Assuma o papel de coordenador de núcleo de segurança do paciente com formação em qualidade pela IHI, experiência em acreditação ONA e JCI, e rotina de condução de eventos sentinela. Você combina rigor metodológico com sensibilidade para cultura justa, sem culpabilização individual prematura.

Preciso conduzir um RCA de evento adverso dentro de 30 dias do ocorrido, com documento final que sustente plano de ação institucional e aprendizado para toda a rede.
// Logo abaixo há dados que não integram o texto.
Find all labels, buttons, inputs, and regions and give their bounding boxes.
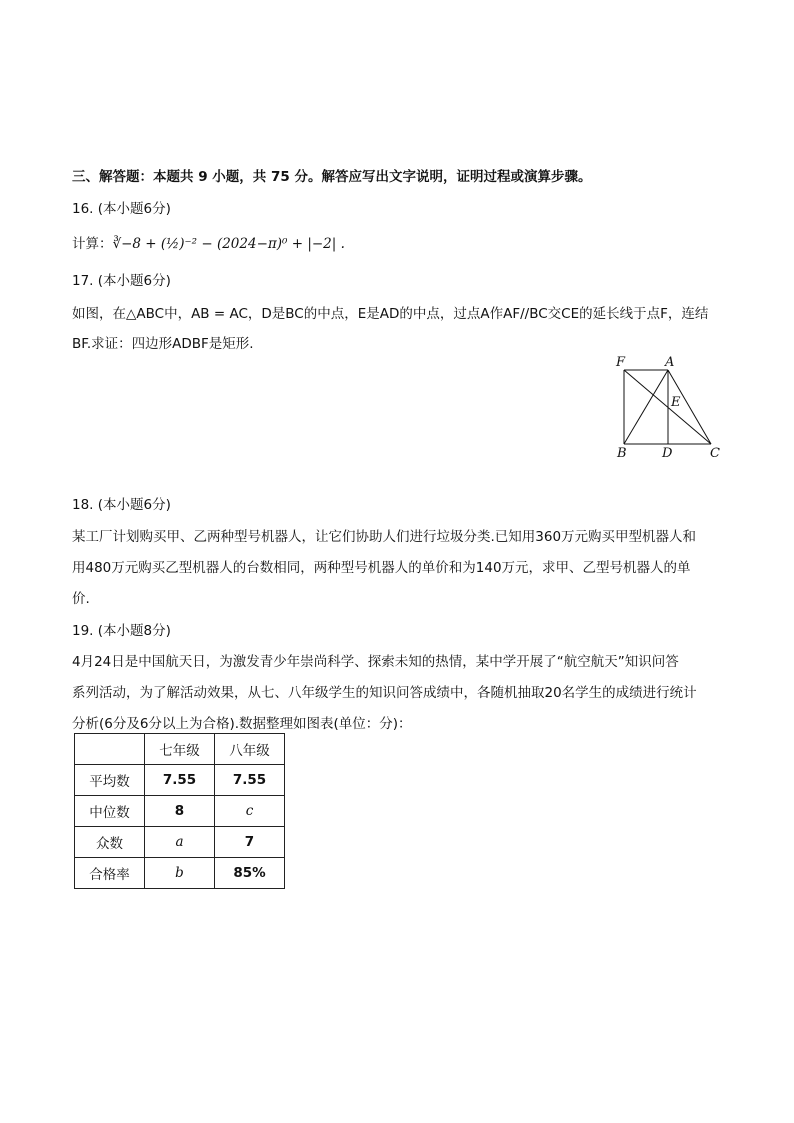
q19-line-2: 系列活动，为了解活动效果，从七、八年级学生的知识问答成绩中，各随机抽取20名学生的成绩进行统计 — [72, 685, 697, 701]
section-header: 三、解答题：本题共 9 小题，共 75 分。解答应写出文字说明，证明过程或演算步骤。 — [72, 169, 592, 185]
table-header-cell — [75, 734, 145, 765]
table-cell: 众数 — [75, 827, 145, 858]
table-header-cell: 七年级 — [145, 734, 215, 765]
table-cell: 合格率 — [75, 858, 145, 889]
q18-line-3: 价. — [72, 591, 90, 607]
q16-title: 16. (本小题6分) — [72, 201, 171, 217]
table-row — [75, 827, 285, 858]
table-header-cell: 八年级 — [215, 734, 285, 765]
segment-ab — [624, 370, 668, 444]
q18-line-1: 某工厂计划购买甲、乙两种型号机器人，让它们协助人们进行垃圾分类.已知用360万元购买甲型机器人和 — [72, 529, 697, 545]
table-header-row — [75, 734, 285, 765]
q18-line-2: 用480万元购买乙型机器人的台数相同，两种型号机器人的单价和为140万元，求甲、乙型号机器人的单 — [72, 560, 691, 576]
q17-line-2: BF.求证：四边形ADBF是矩形. — [72, 336, 254, 352]
geometry-figure — [612, 352, 724, 462]
label-f: F — [616, 355, 626, 370]
q19-line-3: 分析(6分及6分以上为合格).数据整理如图表(单位：分)： — [72, 716, 412, 732]
q19-title: 19. (本小题8分) — [72, 623, 171, 639]
label-b: B — [617, 446, 627, 461]
table-row — [75, 858, 285, 889]
table-row — [75, 796, 285, 827]
table-cell: a — [145, 827, 215, 858]
q16-prefix: 计算： — [72, 236, 113, 252]
q17-title: 17. (本小题6分) — [72, 273, 171, 289]
table-cell: b — [145, 858, 215, 889]
q16-expression: ∛−8 + (½)⁻² − (2024−π)⁰ + |−2| . — [112, 236, 345, 252]
q16-statement — [72, 232, 345, 252]
table-cell: 平均数 — [75, 765, 145, 796]
q19-line-1: 4月24日是中国航天日，为激发青少年崇尚科学、探索未知的热情，某中学开展了“航空航天”知识问答 — [72, 654, 679, 670]
grade-stats-table — [74, 733, 285, 889]
label-c: C — [710, 446, 720, 461]
table-row — [75, 765, 285, 796]
q17-line-1: 如图，在△ABC中，AB = AC，D是BC的中点，E是AD的中点，过点A作AF//BC交CE的延长线于点F，连结 — [72, 306, 709, 322]
table-cell: 7.55 — [145, 765, 215, 796]
label-d: D — [662, 446, 673, 461]
table-cell: c — [215, 796, 285, 827]
table-cell: 85% — [215, 858, 285, 889]
table-cell: 8 — [145, 796, 215, 827]
table-cell: 中位数 — [75, 796, 145, 827]
table-cell: 7.55 — [215, 765, 285, 796]
label-e: E — [671, 395, 681, 410]
label-a: A — [665, 355, 675, 370]
q18-title: 18. (本小题6分) — [72, 497, 171, 513]
table-cell: 7 — [215, 827, 285, 858]
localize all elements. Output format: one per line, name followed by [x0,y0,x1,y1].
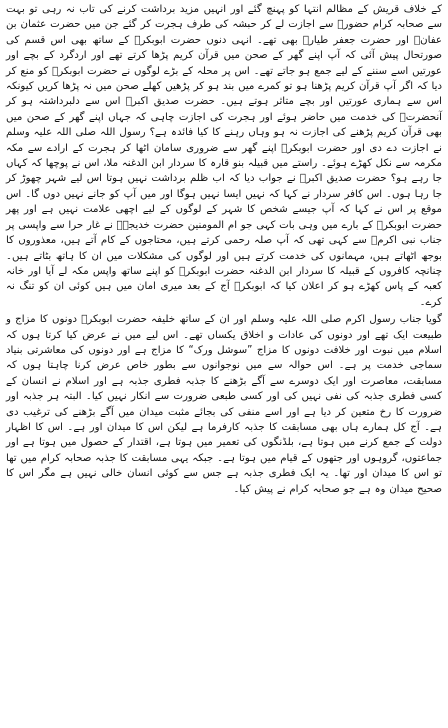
paragraph-1: کے خلاف قریش کے مظالم انتہا کو پہنچ گئے اور انہیں مزید برداشت کرنے کی تاب نہ رہی تو بہت سے صحابہ کرام حضورؐ سے اجازت لے کر حبشہ کی طرف ہجرت کر گئے جن میں حضرت عثمان بن عفانؓ اور حضرت جعفر طیارؓ بھی تھے۔ انہی دنوں حضرت ابوبکرؓ کے ساتھ بھی اس قسم کی صورتحال پیش آئی کہ آپ اپنے گھر کے صحن میں قرآن کریم پڑھا کرتے تھے اور اردگرد کے بچے اور عورتیں اسے سننے کے لیے جمع ہو جاتے تھے۔ اس پر محلہ کے بڑے لوگوں نے حضرت ابوبکرؓ کو منع کر دیا کہ اگر آپ قرآن کریم پڑھنا ہو تو کمرے میں بند ہو کر پڑھیں کھلے صحن میں نہ پڑھا کریں کیونکہ اس سے ہماری عورتیں اور بچے متاثر ہوتے ہیں۔ حضرت صدیق اکبرؓ اس سے دلبرداشتہ ہو کر آنحضرتؐ کی خدمت میں حاضر ہوئے اور ہجرت کی اجازت چاہی کہ جہاں اپنے گھر کے صحن میں بھی قرآن کریم پڑھنے کی اجازت نہ ہو وہاں رہنے کا کیا فائدہ ہے؟ رسول اللہ صلی اللہ علیہ وسلم نے اجازت دے دی اور حضرت ابوبکرؓ اپنے گھر سے ضروری سامان اٹھا کر ہجرت کے ارادے سے مکہ مکرمہ سے نکل کھڑے ہوئے۔ راستے میں قبیلہ بنو قارہ کا سردار ابن الدغنہ ملا، اس نے پوچھا کہ کہاں جا رہے ہو؟ حضرت صدیق اکبرؓ نے جواب دیا کہ اب ظلم برداشت نہیں ہوتا اس لیے شہر چھوڑ کر جا رہا ہوں۔ اس کافر سردار نے کہا کہ نہیں ایسا نہیں ہوگا اور میں آپ کو جانے نہیں دوں گا۔ اس موقع پر اس نے کہا کہ آپ جیسے شخص کا شہر کے لوگوں کے لیے اچھی علامت نہیں ہے اور پھر حضرت ابوبکرؓ کے بارے میں وہی بات کہی جو ام المومنین حضرت خدیجہؓ نے غار حرا سے واپسی پر جناب نبی اکرمؐ سے کہی تھی کہ آپ صلہ رحمی کرتے ہیں، محتاجوں کے کام آتے ہیں، معذوروں کا بوجھ اٹھاتے ہیں، مہمانوں کی خدمت کرتے ہیں اور لوگوں کی مشکلات میں ان کا ہاتھ بٹاتے ہیں۔ چنانچہ کافروں کے قبیلہ کا سردار ابن الدغنہ حضرت ابوبکرؓ کو اپنے ساتھ واپس مکہ لے آیا اور خانہ کعبہ کے پاس کھڑے ہو کر اعلان کیا کہ ابوبکرؓ آج کے بعد میری امان میں ہیں کوئی ان کو تنگ نہ کرے۔ [6,4,442,308]
paragraph-2: گویا جناب رسول اکرم صلی اللہ علیہ وسلم اور ان کے ساتھ خلیفہ حضرت ابوبکرؓ دونوں کا مزاج و طبیعت ایک تھے اور دونوں کی عادات و اخلاق یکساں تھے۔ اس لیے میں نے عرض کیا کرتا ہوں کہ اسلام میں نبوت اور خلافت دونوں کا مزاج ”سوشل ورک“ کا مزاج ہے اور دونوں کی معاشرتی بنیاد سماجی خدمت پر ہے۔ اس حوالہ سے میں نوجوانوں سے بطور خاص عرض کرنا چاہتا ہوں کہ مسابقت، معاصرت اور ایک دوسرے سے آگے بڑھنے کا جذبہ فطری جذبہ ہے اور اسلام نے انسان کے کسی فطری جذبہ کی نفی نہیں کی اور کسی طبعی ضرورت سے انکار نہیں کیا۔ البتہ ہر جذبہ اور ضرورت کا رخ متعین کر دیا ہے اور اسے منفی کی بجائے مثبت میدان میں آگے بڑھنے کی ترغیب دی ہے۔ آج کل ہمارے ہاں بھی مسابقت کا جذبہ کارفرما ہے لیکن اس کا میدان اور ہے۔ اس کا اظہار دولت کے جمع کرنے میں ہوتا ہے، بلڈنگوں کی تعمیر میں ہوتا ہے، اقتدار کے حصول میں ہوتا ہے اور جماعتوں، گروہوں اور جتھوں کے قیام میں ہوتا ہے۔ جبکہ یہی مسابقت کا جذبہ صحابہ کرام میں تھا تو اس کا میدان اور تھا۔ یہ ایک فطری جذبہ ہے جس سے کوئی انسان خالی نہیں ہے مگر اس کا صحیح میدان وہ ہے جو صحابہ کرام نے پیش کیا۔ [6,314,442,495]
article-body [6,2,442,497]
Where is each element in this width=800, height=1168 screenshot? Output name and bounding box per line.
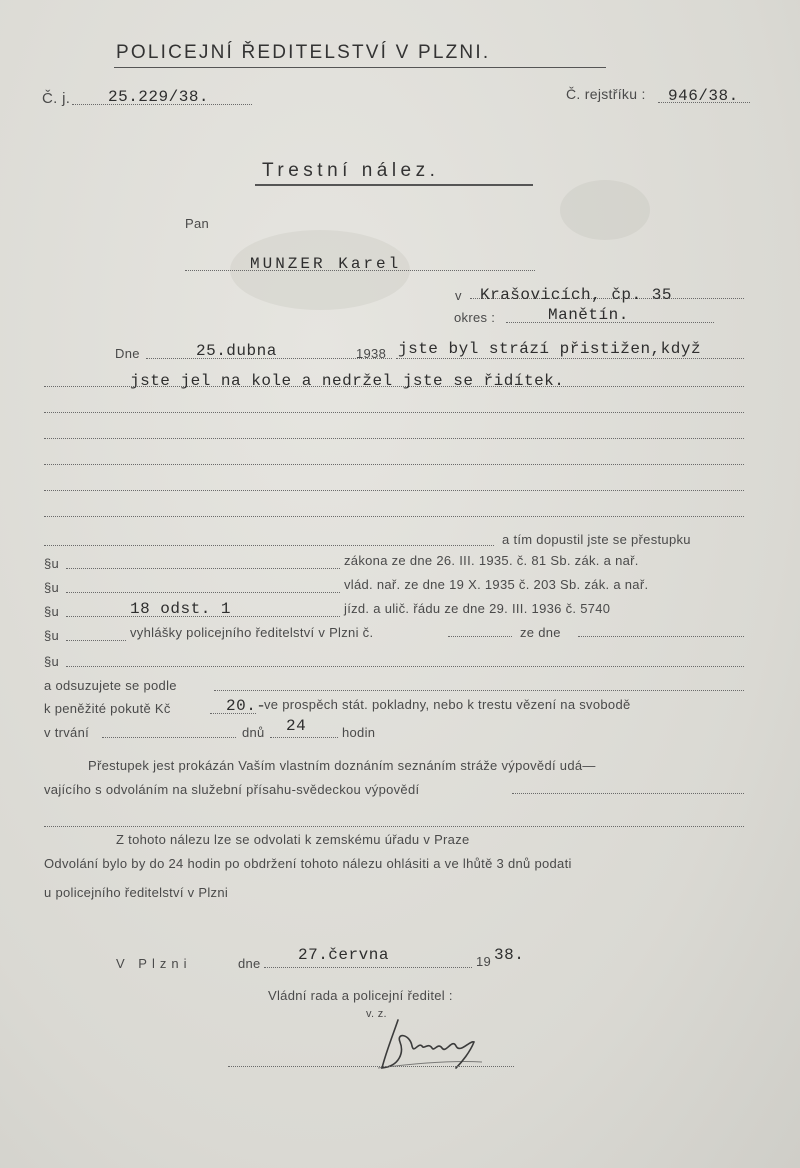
sentence-line — [214, 690, 744, 691]
paragraph-sign: §u — [44, 628, 60, 643]
offense-text-2: jste jel na kole a nedržel jste se řidítek. — [130, 372, 565, 390]
law-text-4b: ze dne — [520, 625, 561, 640]
blank-line — [44, 438, 744, 439]
signer-vz: v. z. — [366, 1008, 387, 1020]
paragraph-sign: §u — [44, 604, 60, 619]
paragraph-line — [66, 568, 340, 569]
appeal-text-2: Odvolání bylo by do 24 hodin po obdržení tohoto nálezu ohlásiti a ve lhůtě 3 dnů podati — [44, 856, 572, 871]
law-text-1: zákona ze dne 26. III. 1935. č. 81 Sb. zák. a nař. — [344, 553, 639, 568]
place-prefix: v — [455, 288, 462, 303]
signature-line — [228, 1066, 514, 1067]
law-text-4a: vyhlášky policejního ředitelství v Plzni č. — [130, 625, 374, 640]
decree-date-line — [578, 636, 744, 637]
appeal-text-1: Z tohoto nálezu lze se odvolati k zemskému úřadu v Praze — [116, 832, 470, 847]
closing-year-value: 38. — [494, 946, 525, 964]
committed-text: a tím dopustil jste se přestupku — [502, 532, 691, 547]
offense-line-1 — [396, 358, 744, 359]
offense-text-1: jste byl strází přistižen,když — [398, 340, 702, 358]
district-value: Manětín. — [548, 306, 629, 324]
paragraph-line — [66, 592, 340, 593]
law-text-2: vlád. nař. ze dne 19 X. 1935 č. 203 Sb. zák. a nař. — [344, 577, 649, 592]
committed-line — [44, 545, 494, 546]
salutation: Pan — [185, 216, 210, 231]
days-line — [102, 737, 236, 738]
section-value: 18 odst. 1 — [130, 600, 232, 618]
offense-date: 25.dubna — [196, 342, 277, 360]
registry-label: Č. rejstříku : — [566, 86, 646, 102]
paragraph-sign: §u — [44, 556, 60, 571]
cj-label: Č. j. — [42, 90, 71, 107]
law-text-3: jízd. a ulič. řádu ze dne 29. III. 1936 č. 5740 — [344, 601, 611, 616]
closing-date-value: 27.června — [298, 946, 389, 964]
paragraph-line — [66, 666, 744, 667]
addressee-place: Krašovicích, čp. 35 — [480, 286, 672, 304]
office-header: POLICEJNÍ ŘEDITELSTVÍ V PLZNI. — [116, 42, 491, 63]
blank-line — [44, 516, 744, 517]
sentence-intro: a odsuzujete se podle — [44, 678, 177, 693]
signer-title: Vládní rada a policejní ředitel : — [268, 988, 453, 1003]
appeal-text-3: u policejního ředitelství v Plzni — [44, 885, 229, 900]
evidence-line — [512, 793, 744, 794]
date-label: Dne — [115, 346, 140, 361]
closing-year-prefix: 19 — [476, 954, 492, 969]
fine-rest: ve prospěch stát. pokladny, nebo k trestu vězení na svobodě — [264, 697, 631, 712]
closing-place: V Plzni — [116, 956, 192, 971]
fine-label: k peněžité pokutě Kč — [44, 701, 171, 716]
decree-number-line — [448, 636, 512, 637]
days-label: dnů — [242, 725, 265, 740]
closing-date-line — [264, 967, 472, 968]
title-underline — [255, 184, 533, 186]
addressee-name: MUNZER Karel — [250, 255, 402, 273]
blank-line — [44, 826, 744, 827]
hours-label: hodin — [342, 725, 376, 740]
paper-stain — [560, 180, 650, 240]
blank-line — [44, 490, 744, 491]
cj-value: 25.229/38. — [108, 88, 210, 106]
paragraph-sign: §u — [44, 654, 60, 669]
blank-line — [44, 464, 744, 465]
paragraph-sign: §u — [44, 580, 60, 595]
hours-value: 24 — [286, 717, 307, 735]
blank-line — [44, 412, 744, 413]
evidence-text-1: Přestupek jest prokázán Vaším vlastním doznáním seznáním stráže výpovědí udá— — [88, 758, 596, 773]
fine-value: 20.- — [226, 697, 267, 715]
document-title: Trestní nález. — [262, 160, 440, 181]
hours-line — [270, 737, 338, 738]
district-label: okres : — [454, 310, 496, 325]
evidence-text-2: vajícího s odvoláním na služební přísahu-svědeckou výpovědí — [44, 782, 420, 797]
closing-date-label: dne — [238, 956, 261, 971]
registry-value: 946/38. — [668, 87, 739, 105]
paragraph-line — [66, 640, 126, 641]
offense-year: 1938 — [356, 346, 387, 361]
duration-label: v trvání — [44, 725, 90, 740]
header-underline — [114, 67, 606, 68]
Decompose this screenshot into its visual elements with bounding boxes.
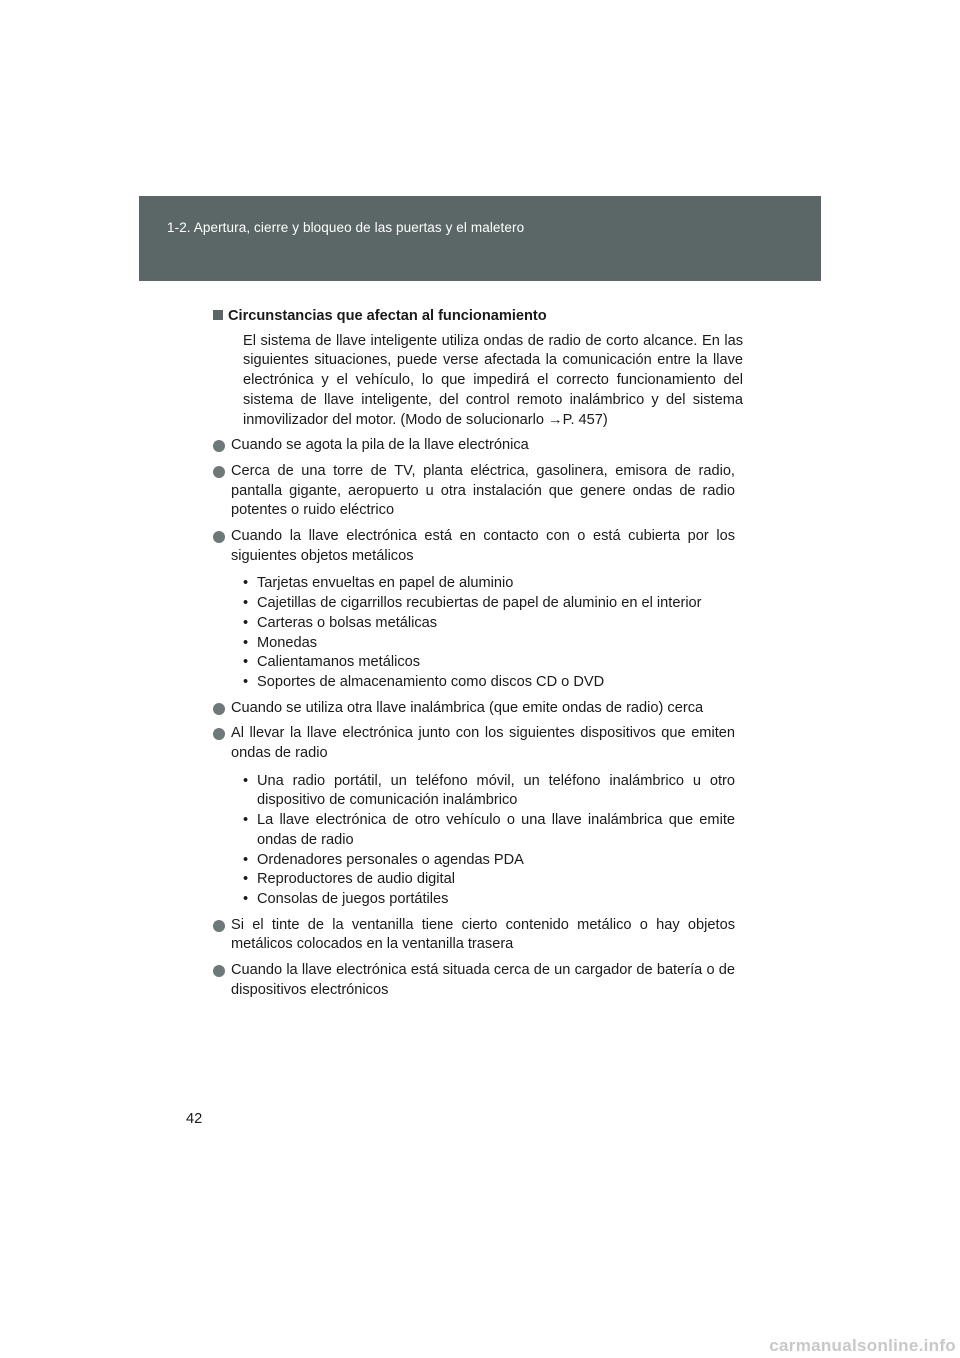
sub-list-item <box>243 574 735 594</box>
bullet-text: Cuando la llave electrónica está situada cerca de un cargador de batería o de dispositivos electrónicos <box>231 962 735 998</box>
page-number: 42 <box>186 1111 203 1127</box>
bullet-item <box>213 699 743 719</box>
sub-bullet-icon: • <box>243 812 249 829</box>
bullet-item <box>213 916 743 955</box>
sub-list-item <box>243 851 735 871</box>
section-title-text: Circunstancias que afectan al funcionamiento <box>228 308 547 324</box>
sub-list-item <box>243 634 735 654</box>
sub-bullet-icon: • <box>243 634 249 651</box>
bullet-text: Cerca de una torre de TV, planta eléctrica, gasolinera, emisora de radio, pantalla gigante, aeropuerto u otra instalación que genere ondas de radio potentes o ruido eléctrico <box>231 462 735 519</box>
sub-bullet-icon: • <box>243 890 249 907</box>
sub-list-text: Soportes de almacenamiento como discos CD o DVD <box>257 673 605 690</box>
sub-bullet-icon: • <box>243 772 249 789</box>
bullet-text: Cuando se agota la pila de la llave electrónica <box>231 437 529 454</box>
bullet-dot-icon <box>213 440 225 452</box>
sub-list-text: Una radio portátil, un teléfono móvil, un teléfono inalámbrico u otro dispositivo de comunicación inalámbrico <box>257 772 735 809</box>
section-header-label: 1-2. Apertura, cierre y bloqueo de las puertas y el maletero <box>167 220 525 235</box>
bullet-dot-icon <box>213 466 225 478</box>
sub-list <box>243 772 743 910</box>
sub-list-item <box>243 890 735 910</box>
sub-list-item <box>243 772 735 811</box>
bullet-text: Al llevar la llave electrónica junto con los siguientes dispositivos que emiten ondas de radio <box>231 725 735 762</box>
sub-list-item <box>243 614 735 634</box>
bullet-text: Cuando se utiliza otra llave inalámbrica (que emite ondas de radio) cerca <box>231 699 704 716</box>
sub-bullet-icon: • <box>243 673 249 690</box>
watermark-logo: carmanualsonline.info <box>769 1336 956 1355</box>
sub-list-text: Calientamanos metálicos <box>257 654 421 671</box>
section-title <box>213 307 743 327</box>
bullet-item <box>213 462 743 521</box>
sub-list-item <box>243 653 735 673</box>
sub-list-text: La llave electrónica de otro vehículo o una llave inalámbrica que emite ondas de radio <box>257 812 735 848</box>
section-header-bar <box>139 196 821 281</box>
sub-list-text: Consolas de juegos portátiles <box>257 890 449 907</box>
bullet-dot-icon <box>213 703 225 715</box>
sub-list-item <box>243 811 735 850</box>
bullet-list <box>213 436 743 1000</box>
sub-bullet-icon: • <box>243 575 249 592</box>
page-content <box>213 307 743 1001</box>
sub-list-item <box>243 594 735 614</box>
bullet-item <box>213 436 743 456</box>
section-intro: El sistema de llave inteligente utiliza ondas de radio de corto alcance. En las siguientes situaciones, puede verse afectada la comunicación entre la llave electrónica y el vehículo, lo que impedirá el correcto funcionamiento del sistema de llave inteligente, del control remoto inalámbrico y del sistema inmovilizador del motor. (Modo de solucionarlo →P. 457) <box>243 332 743 428</box>
sub-bullet-icon: • <box>243 851 249 868</box>
sub-list-text: Carteras o bolsas metálicas <box>257 614 438 631</box>
square-bullet-icon <box>213 310 223 320</box>
bullet-dot-icon <box>213 920 225 932</box>
bullet-item <box>213 527 743 566</box>
sub-bullet-icon: • <box>243 595 249 612</box>
sub-bullet-icon: • <box>243 654 249 671</box>
sub-list-text: Tarjetas envueltas en papel de aluminio <box>257 575 514 592</box>
bullet-dot-icon <box>213 728 225 740</box>
bullet-item <box>213 961 743 1000</box>
bullet-text: Si el tinte de la ventanilla tiene cierto contenido metálico o hay objetos metálicos colocados en la ventanilla trasera <box>231 916 735 953</box>
sub-list-text: Ordenadores personales o agendas PDA <box>257 851 524 868</box>
sub-list-item <box>243 673 735 693</box>
bullet-text: Cuando la llave electrónica está en contacto con o está cubierta por los siguientes objetos metálicos <box>231 528 735 564</box>
bullet-item <box>213 724 743 763</box>
sub-list <box>243 574 743 692</box>
bullet-dot-icon <box>213 965 225 977</box>
sub-list-text: Reproductores de audio digital <box>257 871 455 888</box>
sub-bullet-icon: • <box>243 614 249 631</box>
sub-list-text: Monedas <box>257 634 318 651</box>
sub-list-item <box>243 870 735 890</box>
sub-bullet-icon: • <box>243 871 249 888</box>
sub-list-text: Cajetillas de cigarrillos recubiertas de papel de aluminio en el interior <box>257 595 702 612</box>
bullet-dot-icon <box>213 531 225 543</box>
Preciso que o RCA contemple:

  • Gatilho e triagem: classificação inicial (quase falha, evento adverso, evento sentinela), critérios da NOTIVISA, decisão sobre abrir RCA completo ou análise simplificada.
  • Composição da equipe: multidisciplinar (médico assistente, enfermagem, farmácia, qualidade, gestão de risco, RH), inclusão do profissional envolvido quando apropriado, facilitador neutro, prazo de 45 dias para conclusão.
  • Timeline do evento: reconstrução minuto a minuto com base em prontuário, entrevistas estruturadas, gravações de monitores, logs de sistema; separar o que sabemos do que inferimos.
  • 5 porquês sequenciais: partir do evento proximal e aprofundar até causa sistêmica, evitar parar no erro humano.
  • Diagrama de Ishikawa (Ishikawa): causas agrupadas em humanas, equipamento, ambiente, processo, comunicação, políticas e pacientes; cruzar com achados dos 5 porquês.
  • Erros ativos vs latentes: modelo do queijo suíço de Reason, identificação de barreiras que falharam e barreiras ausentes; separar violação de rotina, erro de execução e erro de decisão.
  • Classificação de dano: escala NCC MERP (A a I), categorização da OMS, impacto para paciente, família, equipe e instituição.
  • Cultura justa: aplicação do algoritmo de James Reason (comportamento humano, arriscado, imprudente) e da matriz de substituição para decidir entre acolhimento, recapacitação e medida disciplinar.
  • Plano de ação SMART: cada ação com responsável nominal, prazo, indicador de sucesso, recurso necessário e nível de robustez (ação forte preferível, como força física ou automação, sobre fraca como treinamento isolado).
  • Follow-up estruturado: revisão em 30, 60 e 90 dias; medição de indicadores definidos; reabertura do RCA se não houver evidência de efetividade.
  • Disseminação e aprendizado: alerta de segurança interno, compartilhamento anonimizado com rede e com a Rede Brasileira de Enfermagem e Segurança do Paciente (REBRAENSP), lições aprendidas no onboarding.
  • Cuidado com a segunda vítima: suporte ao profissional envolvido, protocolo RISE ou equivalente, acompanhamento psicológico institucional.

Formate como relatório em seções numeradas, com diagrama textual de Ishikawa, tabela de plano de ação e cronograma de follow-up.

Input necessário

Cole a cronologia do evento abaixo. ANTES de colar, REMOVA todas as informações identificáveis do paciente e da equipe envolvida (nome, CPF, RG, nº de prontuário, nome de médicos, enfermeiros e colegas). A análise de causa raiz exige confidencialidade. Use apenas dados clínicos e organizacionais.

Estrutura mínima a colar:

  • Evento em 1 frase (tipo e contexto)
  • Dano ao paciente (classificação NCC MERP)
  • Área envolvida (PS, UTI, enfermaria, CC)
  • Cronologia dos fatos sem identificação
  • Fatores contribuintes já percebidos

[COLE AQUI A CRONOLOGIA DEIDENTIFICADA]

Como usar

Abra o RCA em até 72 horas após o evento sentinela. Garanta confidencialidade e tom de aprendizagem em todas as entrevistas.

Variações

  • RCA simplificado (A3) para quase falha.
  • RCA concorrente para eventos em série.
  • Versão para atenção primária, com foco em processo e comunicação.